B. The Petition Is Untimely Even If 28 U.S.C. § 2244(d)(1)(D) Applies.

Petitioner first argues that the limitation period should have begun on the date that he diligently could have "discovered" the facts underlying his claim under § 2244(d)(1)(D). (Doc. 9). These "facts" comprise the basis for his claim of an improper jury array, and he relies on Edwards v. Lewis, 658 S.E.2d 116 (Ga. 2008), in which the Georgia Supreme Court discusses the alleged improper racial composition of DeKalb County's jury pool in 2001. Petitioner has provided no facts indicating that he was diligent in discovering these facts, and it is not clear that the facts of Edwards would constitute a "factual predicate" for Petitioner's case.[5] Nevertheless, assuming for the sake of argument that § 2244(d)(1)(D) were to apply, the limitation period would have begun on February 25, 2008, the date of the Georgia Supreme Court's decision in Edwards. The instant petition, filed over five and a half years later, still would be untimely.[6]

C. Petitioner Has Failed To Demonstrate That He Is Actually Innocent.

Petitioner also claims that he is actually innocent of the 1998 convictions and sentences. A "credible showing of actual innocence" may serve as a gateway for consideration of constitutional claims otherwise time-barred under the one-year limitation period. McQuiggin v. Perkins, ___ U.S. ___, 133 S.Ct. 1924, 1932-35 (2013). A petitioner claiming that he is actually innocent must show factual innocence rather than legal innocence, vis-a-vis "new, reliable evidence - whether it be exculpatory scientific evidence, trustworthy eyewitness accounts, or critical physical evidence" which demonstrates that "it is more likely than not that no reasonable juror would have convicted him" of the underlying offenses in light of the new evidence. Id. at 1934 n.1; Schlup v. Delo, 513 U.S. 298, 324 (1995); San Martin v. McNeil, 633 F.3d 1257, 1268 (11th Cir. 2011).
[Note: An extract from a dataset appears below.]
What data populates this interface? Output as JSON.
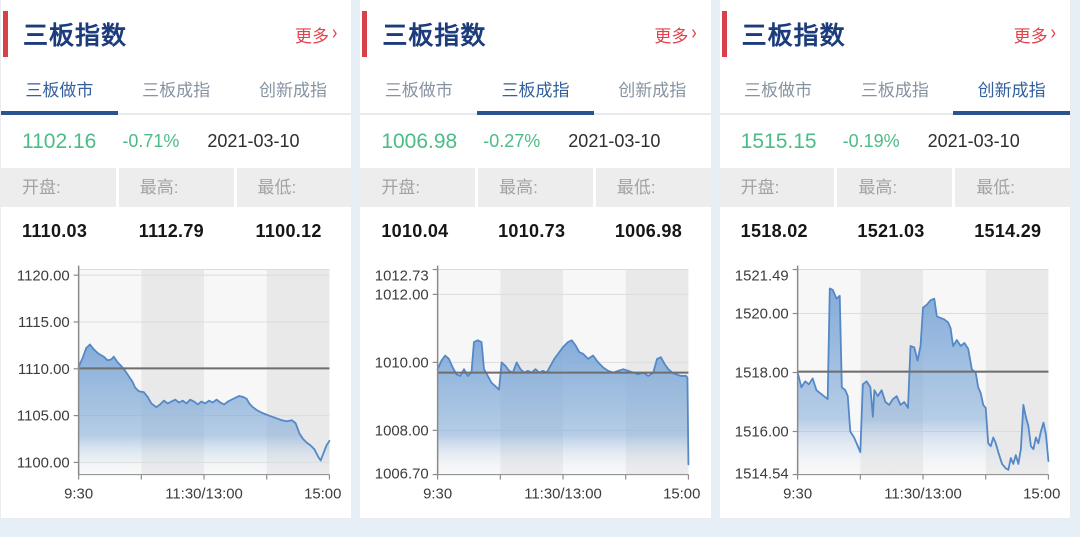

Here, Petitioner does not present any new, reliable evidence to support an actual innocence claim. Instead, he merely makes legal arguments based on the racial composition of the jury and his counsel's failure to raise that issue at trial. This alleged evidence is neither new or reliable; nor does it constitute factual innocence under Schlup. See, e.g., Clark v. Lewis, 1 F.3d 814, 825 (9th Cir. 1993) ("[T]he jury pool composition does not bear on [the defendant's] actual innocence of the underlying crimes[.]..."). Thus, Petitioner has not established that he is actually innocent of the 1998 convictions and, accordingly, the instant petition is time-barred.[7]

III. Conclusion

IT IS THEREFORE RECOMMENDED that Respondent's motion to dismiss the petition as untimely [Doc. 7] be GRANTED, that Petitioner's motion to grant the petition as timely [Doc. 9] be DENIED, and that the instant petition [Doc. 1] be DISMISSED as untimely.

IV. Certificate of Appealability ("COA")

According to Rule 11 of the Rules Governing Section 2254 Proceedings for the United States District Courts, a district court "must issue or deny a certificate of appealability when it enters a final order adverse to the applicant." Under 28 U.S.C. § 2253(c)(2), a COA may issue "only if the applicant has made a substantial showing of the denial of a constitutional right." A prisoner satisfies this standard by demonstrating that reasonable jurists would find the district court's assessment of the constitutional claims debatable or wrong and that any dispositive procedural ruling by the district court is debatable. Miller-El v. Cockrell, 537 U.S. 322, 366 (2003); Slack v. McDaniel, 529 U.S. 473, 484 (2000).

Petitioner has failed to make a substantial showing that reasonable jurists would find "debatable or wrong" the undersigned's determination that the petition is untimely.

Accordingly, IT IS FURTHER RECOMMENDED that a COA be DENIED.

The Clerk is DIRECTED to terminate the reference to the undersigned Magistrate Judge.